David Reddy, director-general of the International Federation of Pharmaceutical Manufacturers and Associations, warned that intellectual property protections were essential for investment in research and development.
He called for the partnerships to be voluntary and on mutually agreed terms. The pathogen access and benefit system should “avoid unnecessary conditions” that could make it harder to share information quickly, he said.
The WHO international working group will also work on setting up a financial mechanism and global supply and logistics network to support the treaty’s efforts. When Covid-19 vaccines were rolled out starting at the end of 2020, many poorer countries had only meagre supplies after richer nations bought up most of the doses.
The pandemic accord has drawn criticism from conservatives in the US and other countries.
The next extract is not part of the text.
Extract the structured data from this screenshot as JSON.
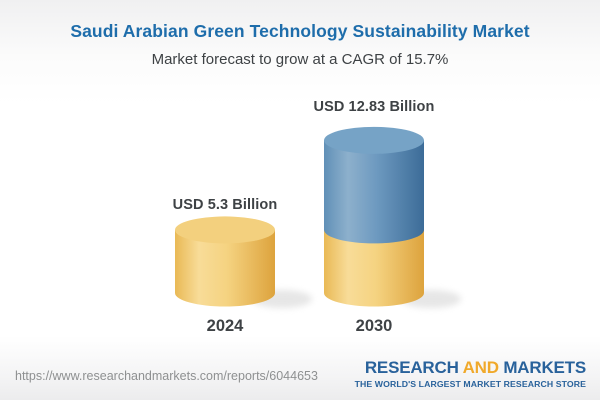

They have attacked it as a threat to government sovereignty on health policy and intellectual property protection, although the pact’s supporters say it is neither.
The accord says that it does not provide the WHO with any authority to dictate government policies in areas such as travel restrictions, vaccination mandates or lockdowns.
International health experts welcomed the pandemic accord, but some queried whether all countries would comply — and, if not, what mechanisms would force them to do so.
It was “concerning” that the US would not be bound to the treaty, leaving other countries unsure what its approach to resource and data sharing would be, said Mishal Khan, professor of global public health at the London School of Hygiene and Tropical Medicine.
“It’s been a huge challenge to get to this point, so the fact that this has now been formally agreed at the World Health Assembly is very welcome,” Khan said. “But in reality we won’t know how useful this agreement is until the next pandemic hits.”